According to Gartner, total investment in AI data centers from 2024 to 2029 could reach $6.3 trillion. To avoid losses, companies need a return on invested capital around 25%. If returns fall below 12%, investors lose interest, and below 7% could be an unrecoverable disaster.
To meet those thresholds, the AI industry would need to generate nearly $7 trillion in revenue by 2029—equivalent to about $2 trillion per year by the end of the period—placing direct pressure on end users.
AI business models are closely tied to tokens, the units that models process. Each paragraph and instruction consumes tokens, which is also how companies charge.
Google says it processed 1.3 quadrillion tokens. Industry estimates put total annual token usage at 100–200 quadrillion tokens per year. To reach revenue targets, that would need to rise to about 10 quadrillion tokens per year, implying usage would have to increase by 50,000 to 100,000 times.
The challenge is that current infrastructure cannot support such a scale. Even if it were possible, operating costs—from electricity to building data centers and training models—are extremely high, eroding profit margins.

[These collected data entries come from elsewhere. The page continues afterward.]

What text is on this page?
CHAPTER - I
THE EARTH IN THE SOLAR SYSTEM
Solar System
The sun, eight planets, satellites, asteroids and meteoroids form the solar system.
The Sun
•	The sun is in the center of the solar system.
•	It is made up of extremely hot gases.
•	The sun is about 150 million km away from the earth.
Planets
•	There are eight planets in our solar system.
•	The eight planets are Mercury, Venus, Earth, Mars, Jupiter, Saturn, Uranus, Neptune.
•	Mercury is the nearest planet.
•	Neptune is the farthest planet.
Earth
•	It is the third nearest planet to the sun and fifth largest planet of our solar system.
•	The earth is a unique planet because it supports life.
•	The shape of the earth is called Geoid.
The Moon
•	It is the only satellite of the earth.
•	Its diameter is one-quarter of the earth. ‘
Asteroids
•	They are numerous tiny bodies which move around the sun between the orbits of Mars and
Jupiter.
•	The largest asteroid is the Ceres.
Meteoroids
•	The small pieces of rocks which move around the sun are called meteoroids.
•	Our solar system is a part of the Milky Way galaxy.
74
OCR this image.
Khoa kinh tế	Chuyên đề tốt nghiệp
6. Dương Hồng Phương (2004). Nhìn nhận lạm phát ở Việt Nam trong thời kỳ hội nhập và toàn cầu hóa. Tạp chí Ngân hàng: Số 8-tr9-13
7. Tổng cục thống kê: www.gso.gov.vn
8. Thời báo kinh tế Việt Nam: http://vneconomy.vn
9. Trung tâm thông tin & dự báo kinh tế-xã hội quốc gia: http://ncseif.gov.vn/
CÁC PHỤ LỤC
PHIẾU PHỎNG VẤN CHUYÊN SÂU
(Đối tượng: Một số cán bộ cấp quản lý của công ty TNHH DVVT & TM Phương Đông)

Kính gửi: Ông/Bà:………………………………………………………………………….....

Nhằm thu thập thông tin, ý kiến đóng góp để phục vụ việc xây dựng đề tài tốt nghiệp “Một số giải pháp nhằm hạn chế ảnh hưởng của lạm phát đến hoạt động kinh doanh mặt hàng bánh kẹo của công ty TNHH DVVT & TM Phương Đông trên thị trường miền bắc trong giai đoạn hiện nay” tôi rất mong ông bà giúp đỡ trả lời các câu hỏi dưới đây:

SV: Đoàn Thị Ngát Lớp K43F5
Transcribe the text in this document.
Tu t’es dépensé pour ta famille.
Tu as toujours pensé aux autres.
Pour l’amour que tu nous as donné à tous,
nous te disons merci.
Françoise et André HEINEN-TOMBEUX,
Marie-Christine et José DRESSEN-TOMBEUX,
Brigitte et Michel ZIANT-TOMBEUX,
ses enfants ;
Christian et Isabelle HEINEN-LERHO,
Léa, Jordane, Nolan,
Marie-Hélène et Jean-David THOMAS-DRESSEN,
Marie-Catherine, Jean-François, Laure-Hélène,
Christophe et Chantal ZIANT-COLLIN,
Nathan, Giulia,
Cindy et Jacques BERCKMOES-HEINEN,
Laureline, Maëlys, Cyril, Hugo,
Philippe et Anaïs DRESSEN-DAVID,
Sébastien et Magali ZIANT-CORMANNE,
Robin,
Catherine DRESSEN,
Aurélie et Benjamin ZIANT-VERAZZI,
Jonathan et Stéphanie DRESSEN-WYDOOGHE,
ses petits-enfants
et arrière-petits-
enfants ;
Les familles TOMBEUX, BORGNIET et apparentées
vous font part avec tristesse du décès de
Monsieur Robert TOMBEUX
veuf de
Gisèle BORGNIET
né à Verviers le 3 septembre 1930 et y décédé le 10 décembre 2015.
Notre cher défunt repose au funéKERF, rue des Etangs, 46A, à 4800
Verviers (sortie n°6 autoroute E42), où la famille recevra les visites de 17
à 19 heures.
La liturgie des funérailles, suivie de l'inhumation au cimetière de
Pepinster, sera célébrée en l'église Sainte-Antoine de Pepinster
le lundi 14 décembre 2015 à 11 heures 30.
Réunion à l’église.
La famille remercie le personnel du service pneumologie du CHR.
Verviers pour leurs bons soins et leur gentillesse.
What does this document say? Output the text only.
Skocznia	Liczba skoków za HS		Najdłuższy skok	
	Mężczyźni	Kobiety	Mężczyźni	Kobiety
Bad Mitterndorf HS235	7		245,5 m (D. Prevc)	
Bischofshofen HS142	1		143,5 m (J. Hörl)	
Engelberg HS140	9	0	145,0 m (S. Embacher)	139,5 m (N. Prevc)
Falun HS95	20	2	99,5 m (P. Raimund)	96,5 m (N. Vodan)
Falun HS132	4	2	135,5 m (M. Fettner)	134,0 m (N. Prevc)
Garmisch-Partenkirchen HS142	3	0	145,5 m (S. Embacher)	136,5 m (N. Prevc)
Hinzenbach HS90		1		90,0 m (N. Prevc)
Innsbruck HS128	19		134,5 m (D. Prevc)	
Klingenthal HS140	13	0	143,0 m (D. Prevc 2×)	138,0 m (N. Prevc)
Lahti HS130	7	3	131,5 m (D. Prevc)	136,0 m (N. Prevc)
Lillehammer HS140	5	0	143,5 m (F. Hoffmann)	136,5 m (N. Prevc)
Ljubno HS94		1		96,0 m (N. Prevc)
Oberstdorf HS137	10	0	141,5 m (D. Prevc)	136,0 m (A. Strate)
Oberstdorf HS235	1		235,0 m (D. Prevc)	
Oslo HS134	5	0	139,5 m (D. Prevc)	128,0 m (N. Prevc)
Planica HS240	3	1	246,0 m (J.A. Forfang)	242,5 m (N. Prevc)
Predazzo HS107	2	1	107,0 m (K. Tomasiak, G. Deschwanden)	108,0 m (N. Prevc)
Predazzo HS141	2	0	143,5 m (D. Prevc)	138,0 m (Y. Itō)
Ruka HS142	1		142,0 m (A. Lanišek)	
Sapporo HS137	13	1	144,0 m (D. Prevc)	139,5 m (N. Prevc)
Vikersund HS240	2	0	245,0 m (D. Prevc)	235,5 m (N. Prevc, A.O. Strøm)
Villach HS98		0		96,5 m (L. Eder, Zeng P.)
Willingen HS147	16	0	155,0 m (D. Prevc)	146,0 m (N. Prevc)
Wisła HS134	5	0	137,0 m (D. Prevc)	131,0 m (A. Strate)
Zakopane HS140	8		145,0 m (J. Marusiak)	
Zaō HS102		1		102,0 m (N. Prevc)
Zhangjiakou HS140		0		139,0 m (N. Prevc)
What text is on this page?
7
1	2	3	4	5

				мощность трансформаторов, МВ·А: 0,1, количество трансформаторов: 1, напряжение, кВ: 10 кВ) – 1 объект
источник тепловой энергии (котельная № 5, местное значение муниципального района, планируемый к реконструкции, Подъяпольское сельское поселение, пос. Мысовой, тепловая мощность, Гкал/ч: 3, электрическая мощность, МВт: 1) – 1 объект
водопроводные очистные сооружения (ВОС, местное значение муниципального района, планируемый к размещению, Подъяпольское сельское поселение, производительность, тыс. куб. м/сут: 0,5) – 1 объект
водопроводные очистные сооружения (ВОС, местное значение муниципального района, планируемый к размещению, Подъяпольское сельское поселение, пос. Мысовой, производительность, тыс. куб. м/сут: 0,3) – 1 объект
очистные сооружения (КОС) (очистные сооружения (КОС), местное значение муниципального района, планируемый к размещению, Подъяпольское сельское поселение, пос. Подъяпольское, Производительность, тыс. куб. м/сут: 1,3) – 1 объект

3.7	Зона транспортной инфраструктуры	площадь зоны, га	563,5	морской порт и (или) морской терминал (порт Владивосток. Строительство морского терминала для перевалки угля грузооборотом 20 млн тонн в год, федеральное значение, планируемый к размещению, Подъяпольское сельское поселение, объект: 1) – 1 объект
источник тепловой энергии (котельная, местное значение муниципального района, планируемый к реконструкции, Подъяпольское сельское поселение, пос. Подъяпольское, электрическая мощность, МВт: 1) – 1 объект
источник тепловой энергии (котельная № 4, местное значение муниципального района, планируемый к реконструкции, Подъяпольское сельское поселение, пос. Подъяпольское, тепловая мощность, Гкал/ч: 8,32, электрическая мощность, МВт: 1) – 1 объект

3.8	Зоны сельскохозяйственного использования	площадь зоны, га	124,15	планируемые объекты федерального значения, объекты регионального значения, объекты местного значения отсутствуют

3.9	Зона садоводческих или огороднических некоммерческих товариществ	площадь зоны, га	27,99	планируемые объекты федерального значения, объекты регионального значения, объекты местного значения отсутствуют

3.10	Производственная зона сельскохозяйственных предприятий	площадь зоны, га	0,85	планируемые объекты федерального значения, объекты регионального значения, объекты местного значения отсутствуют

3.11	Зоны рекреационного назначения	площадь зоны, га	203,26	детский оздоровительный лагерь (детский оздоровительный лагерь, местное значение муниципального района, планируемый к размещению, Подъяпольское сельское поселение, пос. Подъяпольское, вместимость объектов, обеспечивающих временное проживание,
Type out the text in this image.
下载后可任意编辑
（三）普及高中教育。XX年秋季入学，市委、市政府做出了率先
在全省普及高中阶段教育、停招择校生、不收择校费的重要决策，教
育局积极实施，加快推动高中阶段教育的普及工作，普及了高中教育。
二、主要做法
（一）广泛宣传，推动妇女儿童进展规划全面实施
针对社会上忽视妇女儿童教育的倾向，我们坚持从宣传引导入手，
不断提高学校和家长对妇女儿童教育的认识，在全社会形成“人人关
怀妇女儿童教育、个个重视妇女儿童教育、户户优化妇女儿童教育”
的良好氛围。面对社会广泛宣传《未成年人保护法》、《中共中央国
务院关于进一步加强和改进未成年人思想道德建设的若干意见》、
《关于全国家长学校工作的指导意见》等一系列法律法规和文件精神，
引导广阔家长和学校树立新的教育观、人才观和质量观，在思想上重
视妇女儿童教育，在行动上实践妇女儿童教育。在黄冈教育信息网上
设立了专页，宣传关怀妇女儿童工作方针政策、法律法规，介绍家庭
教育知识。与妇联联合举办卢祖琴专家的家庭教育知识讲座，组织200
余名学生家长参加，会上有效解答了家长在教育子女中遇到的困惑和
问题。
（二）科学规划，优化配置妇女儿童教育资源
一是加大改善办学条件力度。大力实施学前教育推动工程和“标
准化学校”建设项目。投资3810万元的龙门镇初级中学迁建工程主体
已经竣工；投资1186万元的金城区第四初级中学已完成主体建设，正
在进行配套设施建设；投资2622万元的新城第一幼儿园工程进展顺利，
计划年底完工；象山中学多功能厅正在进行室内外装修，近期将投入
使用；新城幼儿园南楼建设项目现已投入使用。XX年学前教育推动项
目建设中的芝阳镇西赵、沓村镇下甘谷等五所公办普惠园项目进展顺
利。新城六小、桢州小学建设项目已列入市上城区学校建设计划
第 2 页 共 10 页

A key paradox emerges: companies need users to generate more tokens to increase revenue, but more tokens also raise costs. The problem is especially acute for inference and AI agents that can carry out many steps. Modern AI agents can process thousands or tens of thousands of tokens for a single request. With millions of daily users, inference costs can quickly exceed training costs.
This cost structure helps explain why providers are tightening policies. Anthropic restricts third-party tools such as OpenClaw, while OpenAI has experimented with ads on its platform.
Enterprises are also adjusting. Some firms are moving toward open-source or self-hosted AI to control costs. Others combine expensive and cheaper models depending on the task. However, the trade-off is not straightforward: even a 1% drop in output quality can affect customer experience.
Some companies report token usage rising 100x over the course of a year, which drives costs up and forces ongoing trade-offs between performance and budget.
Competition among AI providers is intensifying as companies roll out new models and features while trying to retain users within their ecosystems. Yet switching costs are virtually zero, making it easier for users to move to competing platforms and increasing competitive pressure.
Forecasts suggest the AI market could consolidate strongly in the near future, with no more than two major suppliers in each region. Companies that lack financial resources or cannot optimize their business models risk being excluded.
In the short term, end users may benefit from the pace of innovation. Over time, as profitability pressure rises, costs are likely to be shifted to customers.
Experts believe that within the next 24 months the AI industry will enter a crucial transition—from subsidy-driven growth toward a sustainable operating model. The question may shift from whether AI is effective to who can afford it.
In a broader framing, the industry faces a “Stegosaurus paradox”: a large system that requires enormous energy to survive. Without stable and sufficient revenue streams, the ecosystem may need to recalibrate expectations—meaning the true cost of artificial intelligence will become clearer for both companies and users.